Jelang Lebaran, Warga Magelaran Cilik Sibuk Produksi Kue Satu

  • 02 Mar 2026 16:47 WIB
  •  Banten

RRI.CO.ID, Serang - Aktivitas warga di Kampung Magelaran Cilik, Kelurahan Mesjid Priyayi, Kecamatan Kasemen, Kota Serang, meningkat jelang Lebaran. Sejumlah rumah terlihat sibuk memproduksi kue satu, salah satunya usaha rumahan Cahaya Amah yang setiap hari mengolah kacang hijau menjadi penganan khas hari raya.

Kampung ini sejak lama dikenal sebagai sentra kue satu. Menjelang Idulfitri, hampir setiap sudut gang dipenuhi aktivitas penjemuran adonan, penggilingan kacang hijau, hingga proses pengepakan untuk dikirim ke berbagai toko.

Kue satu yang dihasilkan memiliki cita rasa khas. Terbuat dari kacang hijau pilihan yang digiling halus dan dicampur gula, kue ini dikenal dengan teksturnya yang lembut dan lumer di mulut. Rasa manisnya ringan, berpadu dengan aroma kacang hijau yang kuat, sehingga menjadi suguhan favorit saat hari raya.

Pemilik Cahaya Amah, Faikoh mengatakan, dalam sehari pihaknya mampu mengolah sekitar satu karung kacang hijau. Dari bahan tersebut dihasilkan kurang lebih 25 kilogram adonan kue satu.

“Sehari paling satu karung. Tapi tergantung cuaca. Kalau panas terik bisa dijemur, cepat kering. Kalau hujan atau kurang panas, harus pakai oven,” ujarnya kepada RRI, Senin, 2 Maret 2026.

Menurut Faikoh, proses pengeringan menjadi tahapan penting agar tekstur kue tetap halus dan tidak mudah hancur saat dikemas. Saat musim hujan, kacang hijau lebih lama kering sehingga waktu produksi bertambah.

“Kalau lagi hujan, kacangnya lama kering. Jadi produksi ikut mundur,” katanya.

Pesanan biasanya mulai meningkat sejak sebelum Ramadan dan terus bertambah memasuki pertengahan bulan puasa. Pengiriman ke toko-toko rutin dilakukan untuk menjaga stok tetap tersedia hingga Lebaran.

“Biasanya sebelum puasa sudah mulai stok. Masuk tanggal 10 Ramadan pesanan makin banyak dan mulai kirim ke toko-toko,” ucapnya.

Proses pembuatan kue satu memakan waktu sekitar dua hari. Hari pertama untuk penggilingan kacang hijau, pencampuran gula, pencetakan, serta penjemuran atau pengovenan. Hari berikutnya masuk tahap pengemasan.

Selain kue satu, Cahaya Amah juga memproduksi sagon dan gipang. Dalam masa ramai, delapan orang pekerja terlibat, mulai dari bagian produksi hingga pengepakan.

Salah satu pekerja, Urfiah menyebut, dalam kondisi ramai satu kali pengiriman bisa mencapai 25 dus. Setiap dus berisi satu lusin kue yang dipasarkan ke Serang, Cilegon hingga Merak.

Dirinya bertugas di bagian produksi dan pengemasan, dalam masa ramai satu kali pengiriman bisa mencapai 25 dus, dengan isi satu dus sebanyak satu lusin. “Kalau jelang Lebaran bisa kirim 25 dus sekali. Satu dus isinya 12,” ujarnya.
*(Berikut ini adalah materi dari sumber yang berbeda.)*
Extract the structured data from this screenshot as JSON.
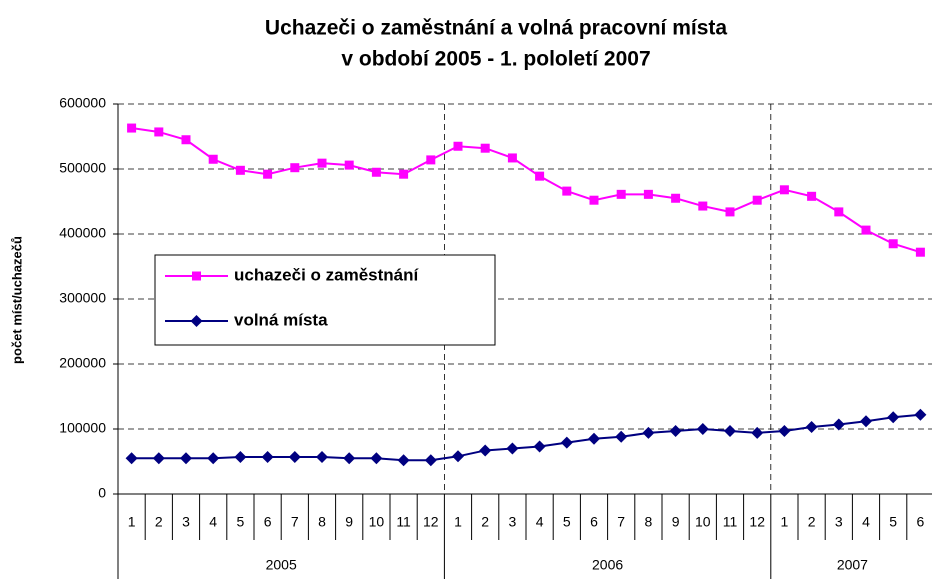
{
  "chart_data": {
    "type": "line",
    "title": [
      "Uchazeči o zaměstnání a volná pracovní místa",
      "v období 2005 - 1. pololetí 2007"
    ],
    "y_label": "počet míst/uchazečů",
    "categories": [
      "1",
      "2",
      "3",
      "4",
      "5",
      "6",
      "7",
      "8",
      "9",
      "10",
      "11",
      "12",
      "1",
      "2",
      "3",
      "4",
      "5",
      "6",
      "7",
      "8",
      "9",
      "10",
      "11",
      "12",
      "1",
      "2",
      "3",
      "4",
      "5",
      "6"
    ],
    "x_groups": [
      "2005",
      "2006",
      "2007"
    ],
    "series": [
      {
        "name": "uchazeči o zaměstnání",
        "color": "#ff00ff",
        "marker": "square",
        "values": [
          563000,
          557000,
          545000,
          515000,
          498000,
          492000,
          502000,
          509000,
          506000,
          495000,
          492000,
          514000,
          535000,
          532000,
          517000,
          489000,
          466000,
          452000,
          461000,
          461000,
          455000,
          443000,
          434000,
          452000,
          468000,
          458000,
          434000,
          406000,
          385000,
          372000
        ]
      },
      {
        "name": "volná místa",
        "color": "#000080",
        "marker": "diamond",
        "values": [
          55000,
          55000,
          55000,
          55000,
          57000,
          57000,
          57000,
          57000,
          55000,
          55000,
          52000,
          52000,
          58000,
          67000,
          70000,
          73000,
          79000,
          85000,
          88000,
          94000,
          97000,
          100000,
          97000,
          94000,
          97000,
          103000,
          107000,
          112000,
          118000,
          122000
        ]
      }
    ],
    "ylim": [
      0,
      600000
    ],
    "yticks": [
      0,
      100000,
      200000,
      300000,
      400000,
      500000,
      600000
    ],
    "grid": true
  }
}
Untuk harga, Urfiah menyebut satu toples dibanderol sekitar Rp10 ribu untuk distribusi ke toko. Harga tersebut disesuaikan dengan biaya bahan baku dan produksi, terutama saat permintaan meningkat menjelang Lebaran.

Dengan cita rasa yang tetap dipertahankan dan proses yang dikerjakan secara teliti, kue satu dari Kampung Magelaran Cilik terus menjadi andalan masyarakat sebagai sajian khas Lebaran.